23 décembre 2005

où vont les bateaux ?

"Ces beaux et grands navires imperceptiblement balancés sur les eaux tranquilles, ces robustes navires à l'air désoeuvré et nostalgique, ne nous disent-ils pas dans une langue muette et magique : quand partons-nous pour le bonheur?
Charles Baudelaire

Si le bonheur, ou la perception qu'on en a, demeure une denrée inéquitablement partagée, la capacité de rêver au bonheur nous est donnée à tous. Divers visages croisés ces dernières semaines me reviennent en mémoire en écrivant ces lignes.
Un couple croisé dans une brasserie à Toulouse, où j'avais choisi une table pour lire. Elle, plus tout-à-fait jeune mais encore belle, lui, du même âge et encore fier, bel habillage et allure chicos, prennent place à une table voisine pour partager un thé. Impressionnant d'observer à la dérobée deux regards non-crois&s pendant une demi-heure, sans qu'un seul mot ne s'échange, ni une ébauche de sourire, ni une complicité, ni une étincelle heureuse. Il ne manque rien, en apparence, il manque tout, peut-être.

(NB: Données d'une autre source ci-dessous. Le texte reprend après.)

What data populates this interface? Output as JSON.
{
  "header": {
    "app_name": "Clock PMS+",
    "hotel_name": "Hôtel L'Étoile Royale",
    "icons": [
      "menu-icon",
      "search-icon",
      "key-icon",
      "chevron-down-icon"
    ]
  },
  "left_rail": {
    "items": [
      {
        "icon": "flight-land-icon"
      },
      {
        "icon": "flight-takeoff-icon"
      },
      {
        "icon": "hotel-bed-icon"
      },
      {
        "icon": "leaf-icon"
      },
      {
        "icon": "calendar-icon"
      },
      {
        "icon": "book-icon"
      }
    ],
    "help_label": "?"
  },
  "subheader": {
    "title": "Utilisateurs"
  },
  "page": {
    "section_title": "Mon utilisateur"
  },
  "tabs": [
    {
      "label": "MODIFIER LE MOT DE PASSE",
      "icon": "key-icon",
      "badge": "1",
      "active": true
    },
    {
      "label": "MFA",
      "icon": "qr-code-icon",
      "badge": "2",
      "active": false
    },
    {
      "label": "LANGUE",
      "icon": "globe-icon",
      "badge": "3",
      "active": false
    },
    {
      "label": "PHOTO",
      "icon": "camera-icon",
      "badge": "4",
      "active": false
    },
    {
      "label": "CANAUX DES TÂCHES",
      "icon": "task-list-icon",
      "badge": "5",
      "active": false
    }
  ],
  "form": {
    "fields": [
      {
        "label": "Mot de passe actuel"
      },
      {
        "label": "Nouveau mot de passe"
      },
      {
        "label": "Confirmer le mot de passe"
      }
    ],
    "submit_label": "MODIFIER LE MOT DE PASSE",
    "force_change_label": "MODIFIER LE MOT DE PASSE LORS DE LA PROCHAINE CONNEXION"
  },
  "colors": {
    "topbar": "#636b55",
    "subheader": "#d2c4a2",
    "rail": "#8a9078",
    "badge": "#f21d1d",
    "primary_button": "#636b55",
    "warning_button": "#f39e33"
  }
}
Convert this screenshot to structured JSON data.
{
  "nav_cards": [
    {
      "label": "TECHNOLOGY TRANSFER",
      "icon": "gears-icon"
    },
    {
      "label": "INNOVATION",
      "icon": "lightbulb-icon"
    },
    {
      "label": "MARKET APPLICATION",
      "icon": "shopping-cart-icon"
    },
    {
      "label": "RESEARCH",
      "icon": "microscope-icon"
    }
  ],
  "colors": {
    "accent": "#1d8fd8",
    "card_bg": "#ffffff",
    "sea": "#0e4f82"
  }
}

Lui quitte la table cinq minutes. A ce moment, seule, la femme sourit durant deux minutes, rêveuse. Etrange.
Deux tables plus loin, un vieillard fringant commande une bière trappiste, et en commente la qualité lors de son dernier passage. Courte attente de trois à quatre minutes, et un vieil ami, aussi vieux que lui, entre à son tour. Ils se sont manifestement donné rendez-vous et le bonheur de leur retrouvailles donne chaud au coeur: on s'exclame, s'étreint longuement, se prend par l'épaule, se commente les rides au visage et le pett bedon, une joie bruyante et contagieuse. Une deuxième trappiste clot ce moment de retrouvailles tant attendues. Etrange, aussi, la capacité de bonheur de certains à fêter les choses simples. Pour peu, on irait les rejoindre à leur table pour partager.
Vu ce matin sur les trottoirs du Botanique, un accordéoniste âgé faisant la manche, deux chiens dans leur panier, qui souriait tout seul en égrenant les notes avec tant de bonheur qu'on suspendait le pas pour partager plus longtemps la mélodie. Cinquante mètres plus bas, une jeune femme voilée de noir, prostrée la main tendue et le visage calé vers ses chaussures, quêtait elle aussi une piécette, ou je ne sais quoi. Etrange, tout-à-coup, on n'a plus l'envie de rire sans bien pouvoir analyser pourquoi.

Six personnes qui me sont restées totalement inconnues. Une sympathie innée bien diversément répartie. Et pourtant, tous individus humains balancés dans la même aventure humaine que la nôtre, tous les six épris de bonheur j'imagine. Quels sont leurs rêves la nuit quand le sommeil les rend égaux? Et à quoi rêvent-ils en s'endormant? On en revient soudain aux beaux grands bateaux de Baudelaire.